Zusätzlich hatte ein Bündnis aus Umwelt- und Wohlfahrtsverbänden sowie Gewerkschaften eine gemeinsame Erklärung zur Reform des öffentlich-rechtlichen Rundfunks verabschiedet. In ihr wurde ebenfalls der fehlende Staatsvertrag zur Rundfunkfinanzierung kritisiert und sich gegenüber den Plänen der Ministerpräsidentinnen und Ministerpräsidenten skeptisch gezeigt. Der ver.di-Vorsitzende Frank Werneke – Mitunterzeichner der Erklärung – sagte: „Publizistische Vielfalt wird zerstört, ohne zu wissen, ob es überhaupt zu relevanten Kosteneinsparungen kommen wird. Von einer Absicht, die Öffentlich-Rechtlichen qualitativ zu stärken, ist nichts zu erkennen.“
Dem Bündnis zufolge bedroht die Reform die publizistische Eigenständigkeit wie auch die redaktionelle Gestaltungsfreiheit der Rundfunkanstalten. In der Folge reduziere sich die Angebotsvielfalt und das Programm verlöre an Nutzen und Relevanz für die Gesellschaft. Auch kritisiert das Bündnis die Sparpläne bei Informations- und Bildungsangeboten und im Angebot für junge Menschen als politisch falsches Signal.
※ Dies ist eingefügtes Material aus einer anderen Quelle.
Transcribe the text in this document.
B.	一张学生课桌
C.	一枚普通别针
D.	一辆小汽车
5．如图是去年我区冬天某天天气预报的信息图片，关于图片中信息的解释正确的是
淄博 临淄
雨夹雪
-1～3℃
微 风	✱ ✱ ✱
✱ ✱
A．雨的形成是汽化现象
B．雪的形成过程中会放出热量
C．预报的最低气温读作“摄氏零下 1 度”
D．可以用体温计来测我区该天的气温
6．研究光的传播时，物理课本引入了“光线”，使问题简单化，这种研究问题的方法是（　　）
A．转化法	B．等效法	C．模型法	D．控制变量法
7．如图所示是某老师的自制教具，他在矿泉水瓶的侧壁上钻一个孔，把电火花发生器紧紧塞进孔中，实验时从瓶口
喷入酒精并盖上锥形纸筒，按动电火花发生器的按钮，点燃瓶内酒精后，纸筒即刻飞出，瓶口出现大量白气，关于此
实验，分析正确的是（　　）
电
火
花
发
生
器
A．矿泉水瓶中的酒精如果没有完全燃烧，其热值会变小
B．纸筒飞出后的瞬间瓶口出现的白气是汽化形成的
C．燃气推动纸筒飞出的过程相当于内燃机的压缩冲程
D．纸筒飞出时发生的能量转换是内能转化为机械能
Die Kürzungen wären ein Schlag gegen die ausgewogene Berichterstattung kritisierte auch die Kampagnenorganisation Campact in einem Aufruf zur Unterstützung von ARD und ZDF. Mehrere öffentlich-rechtliche TV-Kanäle und 20 Radioprogramme zu streichen, um Kosten zu sparen, sei ein Fehler. Die Programme unter dem Dach von ARD, ZDF und Deutschlandradio erreichten Millionen Menschen im ganzen Land. Für viele seien sie die erste Quelle für Nachrichten, Informationen und Unterhaltung. Die Bedeutung für die öffentliche Meinung sei enorm. Eine Reform von ARD und ZDF dürfe nicht zulasten der Programmvielfalt gehen. „Eine vielfältige Medienlandschaft, die unabhängig und differenziert über aktuelle Themen berichtet und unterschiedliche Meinungen wiedergibt, ist ein wirksames Mittel gegen Desinformation und Stimmungsmache.“ Über 500.000 Menschen hatten bei Campact unter: „Fakten statt Fake News: ARD und ZDF schützen!“ unterschrieben.
So viel ist sicher, je mehr Sender abgeschaltet werden, umso weniger politische Magazine, wertvolle Hintergrundberichte, Reportagen, Bildung und Dokumentation gibt es noch. Doch je weniger unabhängige Berichterstattung es gibt, desto leichter können Feinde der Demokratie ihre Ideologie verbreiten. Mit dem Schlagwort „Lügenpresse“ greifen AfD und Co schon seit langem das Image des öffentlich-rechtlichen Rundfunks an.